Edinburgh coach Alan Solomons believes his young side are on the road towards emulating Glasgow’s success and a victory of any sort today would go a long way towards giving those claims credibility.
The Edinburgh set-up are sensibly sticking to the party line that their pre-match focus is purely on winning this specific game and that securing a big enough margin to grab the silverware will follow from that – but this squad have suffered so many indignities in recent seasons that the opportunity to win something tangible must be so tantalising that there is a danger of it becoming a major distraction.
There is another factor which tends to have a bearing on how this match pans out and that is the national trial element of playing against individuals who are competing for the same jersey in the Scotland team in the upcoming Six Nations Championship. Once again, Dickinson’s team would do well to listen to the sage words of their elder statesman.
“If you get carried away with that and not doing your job for the good of the team you can slip up and do things you normally wouldn’t do in a game.

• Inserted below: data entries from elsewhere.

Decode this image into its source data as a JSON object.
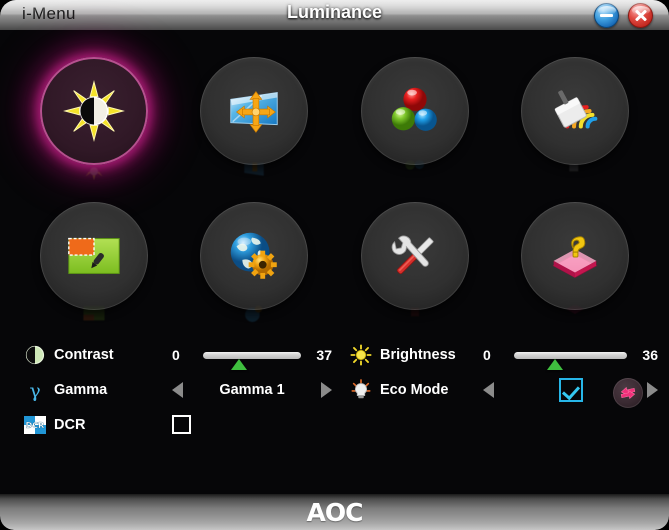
{
  "titlebar": {
    "app_name": "i-Menu",
    "page_title": "Luminance",
    "minimize_label": "minimize",
    "close_label": "close"
  },
  "menu_icons": [
    {
      "id": "luminance",
      "label": "Luminance",
      "icon": "sun-contrast-icon",
      "selected": true,
      "glow_color": "#e028a0"
    },
    {
      "id": "image-setup",
      "label": "Image Setup",
      "icon": "screen-arrows-icon",
      "selected": false,
      "glow_color": ""
    },
    {
      "id": "color-setup",
      "label": "Color Setup",
      "icon": "rgb-spheres-icon",
      "selected": false,
      "glow_color": ""
    },
    {
      "id": "picture-boost",
      "label": "Picture Boost",
      "icon": "paint-rainbow-icon",
      "selected": false,
      "glow_color": ""
    },
    {
      "id": "osd-region",
      "label": "OSD Region",
      "icon": "green-screen-icon",
      "selected": false,
      "glow_color": ""
    },
    {
      "id": "osd-setup",
      "label": "OSD Setup",
      "icon": "globe-gear-icon",
      "selected": false,
      "glow_color": ""
    },
    {
      "id": "extra",
      "label": "Extra",
      "icon": "wrench-screwdriver-icon",
      "selected": false,
      "glow_color": ""
    },
    {
      "id": "help",
      "label": "Help",
      "icon": "book-question-icon",
      "selected": false,
      "glow_color": ""
    }
  ],
  "controls": {
    "left": {
      "contrast": {
        "icon": "contrast-circle-icon",
        "label": "Contrast",
        "min": "0",
        "max": "37",
        "value": 37,
        "range_min": 0,
        "range_max": 100
      },
      "gamma": {
        "icon": "gamma-symbol-icon",
        "label": "Gamma",
        "value": "Gamma 1",
        "prev_label": "previous",
        "next_label": "next"
      },
      "dcr": {
        "icon": "dcr-badge-icon",
        "label": "DCR",
        "checked": false
      }
    },
    "right": {
      "brightness": {
        "icon": "sun-icon",
        "label": "Brightness",
        "min": "0",
        "max": "36",
        "value": 36,
        "range_min": 0,
        "range_max": 100
      },
      "eco_mode": {
        "icon": "eco-bulb-icon",
        "label": "Eco Mode",
        "checked": true,
        "prev_label": "previous",
        "next_label": "next"
      }
    },
    "reset": {
      "icon": "reset-arrows-icon",
      "label": "Reset"
    }
  },
  "bottombar": {
    "brand": "AOC"
  },
  "colors": {
    "accent_green": "#3fbf3f",
    "accent_cyan": "#27b6e8",
    "selected_glow": "#e028a0",
    "text": "#ffffff",
    "panel_bg": "#060608"
  }
}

“I just keep my head down and work hard,” he says. “There’s nothing I can do, I can’t pick the Scotland team.
“It comes down to the individual. You’ve got to set your own targets about how you can be prepared in order to get or keep the jersey. For me, it’s just about getting better all the time.”
“The press don’t really describe this as a league game, but essentially it is that.
“We’re lying eighth in the league and we don’t want to be there, so you have to take the view that this is a league game and we need the points.” It is a sensible way of looking at things by an individual who has seen enough and done enough during the last decade to be able to provide a calming perspective to what promises to be a turbulent occasion as Edinburgh look to overhaul a ten-point deficit.
Come kick-off time at 7:35pm this evening, however, you can’t help suspecting that a little bit of Alasdair Dickinson will feel like a 21-year-old again and he will be desperate to get out there with a devil-may-care attitude in order to make his mark on the world.